You’ve written about youth culture and cross-generational communication. Is there any truth to the idea that people get more conservative as they get older? And conversely, do we sometimes put too much responsibility on younger generations to lead the way and to save us?

I don’t really feel like I am old, but I also am not in denial of my age. I have friends of all ages, but I’m comfortable with who I am and where I am and what I’ve seen and done — and also with letting go a little bit from having to have a handle on the future our current reality is leading us toward, which sometimes feels inscrutable.

If you believe in art as a transcendent act, it’s about the unknown, which involves seeing what younger people can make, what they can produce that’s new, what they can render seen that is to me unseen, partly through the limitations of my age. On the other hand, I really enjoy getting older, because I know how to live my life better, and I know what kind of art I want to make. 

You experience your age, I think, in fits and starts, not as an even, continuous, gradual process. I’m not exactly one day older today than I was yesterday, and I won’t be exactly one day older tomorrow than I was today. You only encounter your age every few months, or every few years, or maybe once in a decade, or just at a couple critical moments in your life. And when you do, it can be kind of shocking.

Proust has this line about coming to realize that you’re part of the past, rather than part of the future. It’s an extreme way of putting it, but there’s something freeing about it too, if one were to fully believe what he says, because it means you can allow yourself to live in a more interior way, to begin the work of sorting the past inside you, rather than being always so concerned with the world outside of you. You don’t have to pretend to be a part of the future, or to pretend you have a firm grasp on all the ways the world is changing. And nor do you have to wrestle with ideas that are unfamiliar, and fight them, because you’re part of the past and not repressing a fear of irrelevance. Instead, you’re able to accept that you were once young, and now others are young. But I’m still here to learn, rather than to say, This isn’t reality as I know it, so it must be invalid.
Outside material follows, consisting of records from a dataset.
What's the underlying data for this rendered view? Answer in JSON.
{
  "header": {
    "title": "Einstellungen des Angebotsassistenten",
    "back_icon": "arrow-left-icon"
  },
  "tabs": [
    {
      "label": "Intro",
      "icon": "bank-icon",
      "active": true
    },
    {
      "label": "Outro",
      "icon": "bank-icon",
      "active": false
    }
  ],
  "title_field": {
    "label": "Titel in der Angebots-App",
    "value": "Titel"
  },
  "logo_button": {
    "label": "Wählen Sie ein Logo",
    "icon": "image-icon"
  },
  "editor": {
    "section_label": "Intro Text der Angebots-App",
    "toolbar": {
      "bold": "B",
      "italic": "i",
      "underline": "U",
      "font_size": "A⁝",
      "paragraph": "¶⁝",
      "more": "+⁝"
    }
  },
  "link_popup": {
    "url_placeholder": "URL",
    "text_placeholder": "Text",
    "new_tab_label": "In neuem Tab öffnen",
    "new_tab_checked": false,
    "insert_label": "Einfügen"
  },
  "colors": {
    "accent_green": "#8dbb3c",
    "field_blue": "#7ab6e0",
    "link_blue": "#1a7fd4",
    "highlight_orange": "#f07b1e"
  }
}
I see people who’ve gotten older but have lost no verve, and I want that suppleness. My aunt DeeDee Halleck, for instance, is a radical media activist who lives more fully and intensely than maybe anyone I’ve ever known; even her voice is young. She’s just always interested in life as it is happening, and she’s my mom’s older sister, and 84 but you would never know it. Wallace Shawn is another example I think of, in terms of someone who has stayed so energized and principled, and stands as an absolute counterexample to the idea that people turn conservative as they get older. I look to older people to see how they do things and I hope I can do life with such grace. I will never be like DeeDee, but I can set her as the far marker, the ideal.

The climate crisis we face now started with the industrial revolution, not with my generation or that of my parents, who were hippies with a tiny carbon footprint. My son says electric cars are not the answer, and instead, that we need to fully and completely and permanently halt production of all new cars, and all new car parts, and simply learn to be resourceful with what we already have. The Cuban solution. My son is incredibly gifted at working on old cars, so for him, this is a world that seems possible. If a future generation is able to “save us,” they will in fact be saving themselves, and I’m not even sure I’ll be around for it.